We had no reason not to give the lively GTi-R a thumbs down
Nissan’s slick Sunny GTi-R, Mazda’s premium 3 Series rival and a Toyota tuner’s failed bid in Formula 1
Having homologated the new Mk7 Sunny for Group A rallying with the scorching GTi-R in 1990, the Japanese firm set to work on a hot hatch for all, rivalling Honda’s Civic VTi and the Vauxhall Astra GSi.
Its look was toned down from the GTi-R; it drove via the front axle only; and its 16v 2.0-litre four made 146bhp, rather than 227bhp. But that was still strong when the kerb weight was 1111kg.
It would spin up to 7500rpm and slug gamely from low revs, this class-leading flexibility meaning overtakes were never any bother (although standing starts could be), and the short-stacked manual gearbox gave joyously slick shifts.
The rear suspension was neatly set up to cancel the understeer if you cornered too quickly and the tyres gripped with a vengeance. However, full-blooded drivers would suffer torque steer; rivals were notably better in this regard.
Pleasingly, though, its handling prowess and superb body control didn’t ruin the Sunny’s ride, that here being firm yet still supple. Our only other criticism was that the steering, while generally good, could have had more feel.
Overall, then, we had no reason not to give it a hearty thumbs-up.
Mazda targets BMW 3 Series with new premium saloon
Japan’s economy was booming in the mid-1980s, giving Mazda the confidence to announce an aggressive growth and diversification plan. It created four new brands: Autozam for cheap cars, Eunos for sporty cars, Anfini for luxury cars and Amati for the US market, aiming to match the success of Acura, Infinti and Lexus.
The first Eunos, arriving in 1992, was an executive saloon named the 500 and set to rival the BMW 3 Series, although in Europe it was branded as a Xedos.
This word soup of a brand strategy soon was poured down the drain, though, after the Japanese bubble economy burst and sent overstretched Mazda into a liquidity crisis. Xedos became a Mazda model line, Amati was killed before it was even launched and the three extant brands were left to wither on the vine.
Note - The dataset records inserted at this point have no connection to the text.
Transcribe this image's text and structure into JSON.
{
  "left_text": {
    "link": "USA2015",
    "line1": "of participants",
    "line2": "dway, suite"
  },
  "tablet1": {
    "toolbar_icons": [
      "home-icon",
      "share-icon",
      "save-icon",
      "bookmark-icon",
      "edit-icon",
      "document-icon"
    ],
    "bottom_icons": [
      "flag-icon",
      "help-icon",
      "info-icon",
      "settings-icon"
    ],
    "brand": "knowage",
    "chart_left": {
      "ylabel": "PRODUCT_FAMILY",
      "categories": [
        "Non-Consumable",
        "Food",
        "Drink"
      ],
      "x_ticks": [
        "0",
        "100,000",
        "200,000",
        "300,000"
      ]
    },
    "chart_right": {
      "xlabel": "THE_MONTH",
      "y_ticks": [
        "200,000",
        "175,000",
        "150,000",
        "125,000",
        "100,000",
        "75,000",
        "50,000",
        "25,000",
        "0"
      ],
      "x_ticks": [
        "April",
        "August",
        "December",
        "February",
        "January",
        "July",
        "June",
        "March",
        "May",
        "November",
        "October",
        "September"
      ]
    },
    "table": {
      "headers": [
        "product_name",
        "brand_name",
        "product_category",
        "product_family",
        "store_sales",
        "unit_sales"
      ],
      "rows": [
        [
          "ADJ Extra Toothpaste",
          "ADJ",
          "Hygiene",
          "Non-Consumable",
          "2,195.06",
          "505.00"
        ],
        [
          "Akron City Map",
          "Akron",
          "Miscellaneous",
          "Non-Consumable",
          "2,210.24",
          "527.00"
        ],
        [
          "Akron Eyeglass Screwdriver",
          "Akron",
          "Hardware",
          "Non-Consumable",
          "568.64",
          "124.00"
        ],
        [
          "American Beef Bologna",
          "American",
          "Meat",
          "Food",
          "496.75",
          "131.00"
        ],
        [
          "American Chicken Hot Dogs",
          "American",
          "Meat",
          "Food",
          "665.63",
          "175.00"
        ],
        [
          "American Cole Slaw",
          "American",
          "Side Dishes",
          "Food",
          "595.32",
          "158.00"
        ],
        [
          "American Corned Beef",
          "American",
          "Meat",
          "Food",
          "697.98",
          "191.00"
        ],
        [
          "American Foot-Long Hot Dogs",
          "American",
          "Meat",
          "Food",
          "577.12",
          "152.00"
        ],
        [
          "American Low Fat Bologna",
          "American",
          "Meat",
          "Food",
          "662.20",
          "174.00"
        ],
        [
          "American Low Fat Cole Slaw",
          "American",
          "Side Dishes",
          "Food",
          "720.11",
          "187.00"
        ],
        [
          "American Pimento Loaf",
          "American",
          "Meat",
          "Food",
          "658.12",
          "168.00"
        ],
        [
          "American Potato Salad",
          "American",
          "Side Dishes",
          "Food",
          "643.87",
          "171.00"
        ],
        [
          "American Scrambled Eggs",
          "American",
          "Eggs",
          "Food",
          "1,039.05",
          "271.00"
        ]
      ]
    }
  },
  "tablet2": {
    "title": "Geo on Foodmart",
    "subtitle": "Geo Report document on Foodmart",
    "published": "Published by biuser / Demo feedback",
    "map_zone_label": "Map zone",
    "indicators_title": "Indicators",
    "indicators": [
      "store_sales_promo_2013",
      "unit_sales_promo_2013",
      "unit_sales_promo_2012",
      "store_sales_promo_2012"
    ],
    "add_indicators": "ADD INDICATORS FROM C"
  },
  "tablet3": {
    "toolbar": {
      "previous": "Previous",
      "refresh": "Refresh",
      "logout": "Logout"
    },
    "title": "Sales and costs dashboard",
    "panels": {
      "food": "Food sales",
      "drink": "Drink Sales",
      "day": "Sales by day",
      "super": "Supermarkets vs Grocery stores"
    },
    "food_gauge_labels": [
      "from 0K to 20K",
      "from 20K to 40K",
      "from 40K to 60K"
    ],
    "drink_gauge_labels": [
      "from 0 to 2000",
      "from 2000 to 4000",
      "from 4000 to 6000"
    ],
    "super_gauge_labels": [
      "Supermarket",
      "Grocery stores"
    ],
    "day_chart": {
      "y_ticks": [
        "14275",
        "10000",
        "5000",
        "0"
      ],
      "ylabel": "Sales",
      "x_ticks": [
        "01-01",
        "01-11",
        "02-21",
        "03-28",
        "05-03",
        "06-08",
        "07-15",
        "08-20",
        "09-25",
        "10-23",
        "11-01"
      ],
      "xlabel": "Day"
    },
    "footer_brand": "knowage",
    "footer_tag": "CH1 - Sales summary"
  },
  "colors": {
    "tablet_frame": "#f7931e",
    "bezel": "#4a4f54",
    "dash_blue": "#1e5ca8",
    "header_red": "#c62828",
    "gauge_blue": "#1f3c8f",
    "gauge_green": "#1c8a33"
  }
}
Would the Mazda Xedos 6 make good out of a bad situation, then? Well, we found the 2.0-litre petrol V6 was glassy smooth and refined, more frugal than the 3 Series but relatively torque-short, at 163lb ft.
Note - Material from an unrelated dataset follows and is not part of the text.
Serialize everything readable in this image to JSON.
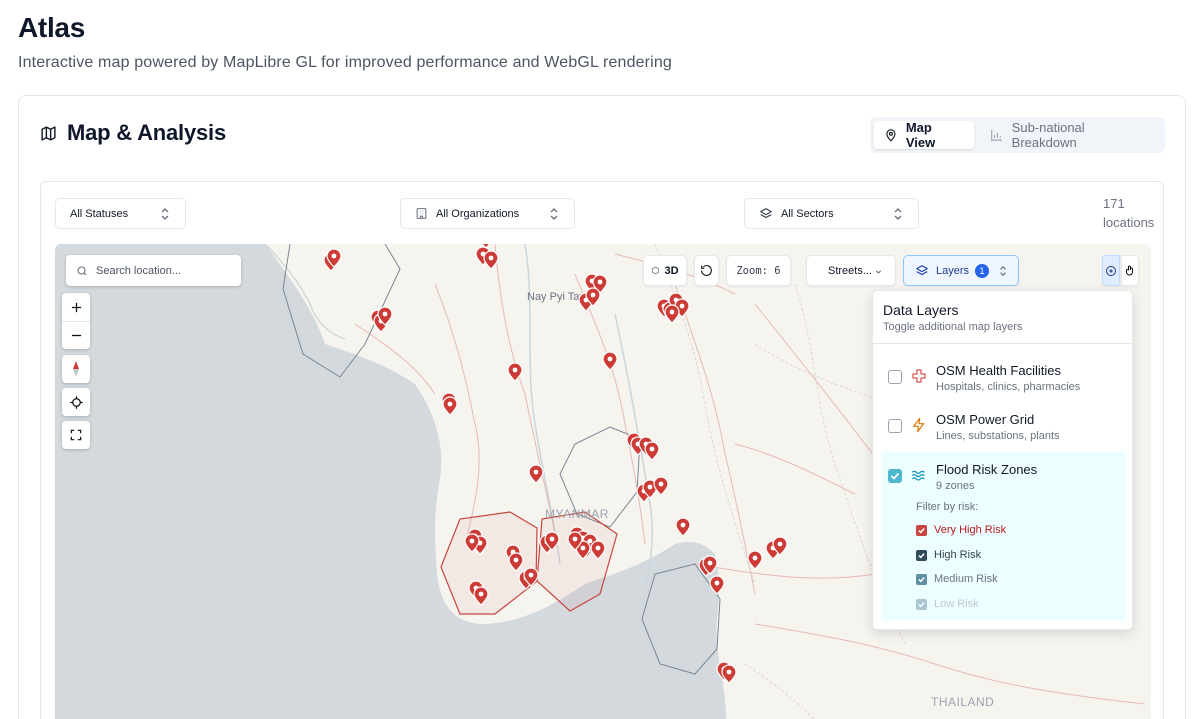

Its handling was comfort-focused yet entertaining on twisty roads, enhanced by chatty steering. Only the cabin design really let it down.
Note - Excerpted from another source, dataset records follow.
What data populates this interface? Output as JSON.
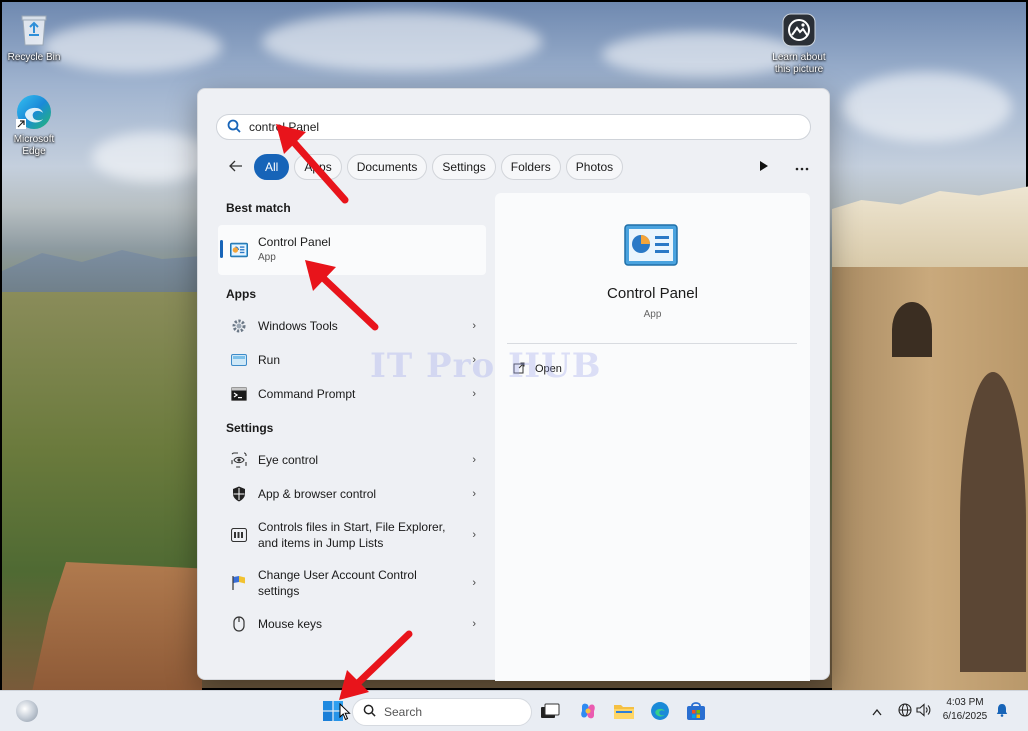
{
  "desktop": {
    "icons": [
      {
        "label": "Recycle Bin"
      },
      {
        "label": "Microsoft Edge"
      },
      {
        "label": "Learn about this picture"
      }
    ]
  },
  "search": {
    "query": "control Panel",
    "placeholder": ""
  },
  "filters": {
    "chips": [
      "All",
      "Apps",
      "Documents",
      "Settings",
      "Folders",
      "Photos"
    ],
    "active": "All"
  },
  "best_match": {
    "heading": "Best match",
    "title": "Control Panel",
    "subtitle": "App"
  },
  "apps": {
    "heading": "Apps",
    "items": [
      {
        "label": "Windows Tools"
      },
      {
        "label": "Run"
      },
      {
        "label": "Command Prompt"
      }
    ]
  },
  "settings": {
    "heading": "Settings",
    "items": [
      {
        "label": "Eye control"
      },
      {
        "label": "App & browser control"
      },
      {
        "label_line1": "Controls files in Start, File Explorer,",
        "label_line2": "and items in Jump Lists"
      },
      {
        "label_line1": "Change User Account Control",
        "label_line2": "settings"
      },
      {
        "label": "Mouse keys"
      }
    ]
  },
  "preview": {
    "title": "Control Panel",
    "subtitle": "App",
    "action": "Open"
  },
  "watermark": "IT Pro HUB",
  "taskbar": {
    "search_label": "Search",
    "time": "4:03 PM",
    "date": "6/16/2025"
  },
  "colors": {
    "accent": "#1764b8",
    "arrow": "#e8141b",
    "panel_bg": "#eef0f4",
    "taskbar_bg": "#e9edf3"
  }
}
Sadly, few Brits were interested, the Xedos 6 and its larger Xedos 9 brother being thrashed by BMW and withdrawn in 2000 and 2001.
Toyota to enter Formula 1?
Tachi Oiwa Motor Sport (TOM’S) was created in 1974 as a Toyota tuner and ever since then has enjoyed a fruitful partnership with the Japanese giant. In 1992, we heard it was working on a Formula 1 entry, hiring world-leading F1 engineer John Barnard to preside over a base in Norfolk.
It was doing well in endurance racing, running the 92C-V for Toyota, and hoped Toyota would get on board with the F1 idea. Sadly, the answer it gave mid-year was ‘no’, and Barnard left for Ferrari. TOM’S persevered but never made the grid; Toyota did in 2001 but quit after 2009 wishing it hadn’t, having spent billions for not even one win.
Huge potential for AC Ace
Having revived the AC brand in 1986 after one of its many failures, Cobra specialist Autokraft decided to make a new sports car with help from Ford. A concept came in 1986 but Ford got cold feet; yet despite many lawsuits, a heavily redesigned Ace arrived in 1991, with a 217bhp Yamaha-Ford V6 driving both axles and many other Ford components. We were mightily impressed by the handling and ride, seeing huge potential for the future. However, the production Brooklands Ace was an abject failure, fewer than 60 being made from 1993 to 2000.